Phenomenological constraints on low-scale gravity

TL;DR

This paper analyzes constraints on the gravity scale in extra-dimensional theories, highlighting the strongest bounds from neutrino oscillations and more reliable bounds from flavor-conserved processes, with bounds ranging from 10^5 to 10^18 GeV.

Contribution

It provides a comprehensive comparison of various phenomenological constraints on the gravity scale, emphasizing the impact of broken symmetries on these bounds.

Findings

Neutrino oscillations impose the strongest lower bounds on the gravity scale.

Flavor-conserved processes yield more reliable but weaker bounds.
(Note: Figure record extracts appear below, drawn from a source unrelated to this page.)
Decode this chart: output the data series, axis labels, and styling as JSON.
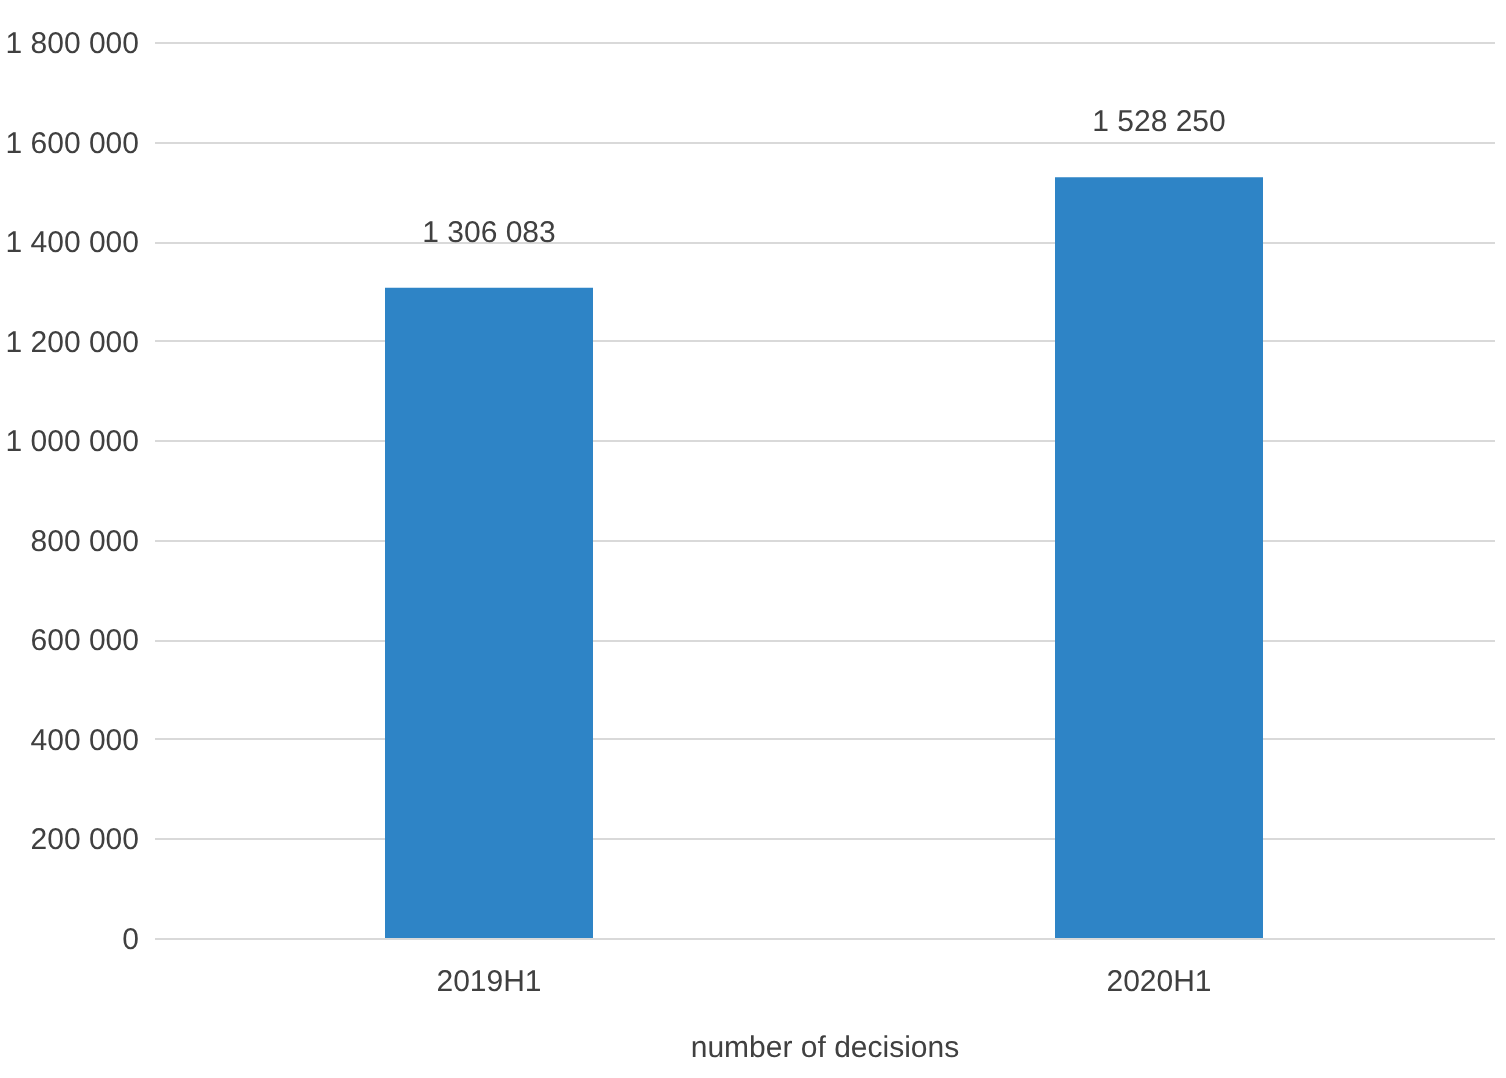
{
  "chart_data": {
    "type": "bar",
    "xlabel": "number of decisions",
    "categories": [
      "2019H1",
      "2020H1"
    ],
    "series": [
      {
        "color": "#2e84c6",
        "values": [
          1306083,
          1528250
        ]
      }
    ],
    "ylim": [
      0,
      1800000
    ],
    "yticks": [
      {
        "value": 0,
        "label": "0"
      },
      {
        "value": 200000,
        "label": "200 000"
      },
      {
        "value": 400000,
        "label": "400 000"
      },
      {
        "value": 600000,
        "label": "600 000"
      },
      {
        "value": 800000,
        "label": "800 000"
      },
      {
        "value": 1000000,
        "label": "1 000 000"
      },
      {
        "value": 1200000,
        "label": "1 200 000"
      },
      {
        "value": 1400000,
        "label": "1 400 000"
      },
      {
        "value": 1600000,
        "label": "1 600 000"
      },
      {
        "value": 1800000,
        "label": "1 800 000"
      }
    ],
    "value_labels": [
      "1 306 083",
      "1 528 250"
    ],
    "grid": "y"
  }
}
Bounds vary from 10^5 GeV to 10^18 GeV depending on assumptions.

Abstract

We study the constraints on gravity scale $M_P$ in extra-dimension gravitational theory, obtained from gravity-induced processes. The obtained constraints are subdivided into strong (though not robust) and reliable (though less strong). The strong constraints can be in principle relaxed due to some broken gauge symmetries, e.g. family symmetry. The strongest constraint is given by neutrino oscillations. For different assumptions the lower bound on $M_P$ is $10^{15} - 10^{18}$ GeV. However, it can be, in principle, reduced by broken family symmetry. More reliable bounds are due to flavor-conserved operators or those which change the flavors within one family. These bounds, obtained using the electron mass and width of $\pi \to e\nu$ decay, are $1\times 10^5$ GeV and $5\times 10^5$ GeV, for these two cases, respectively.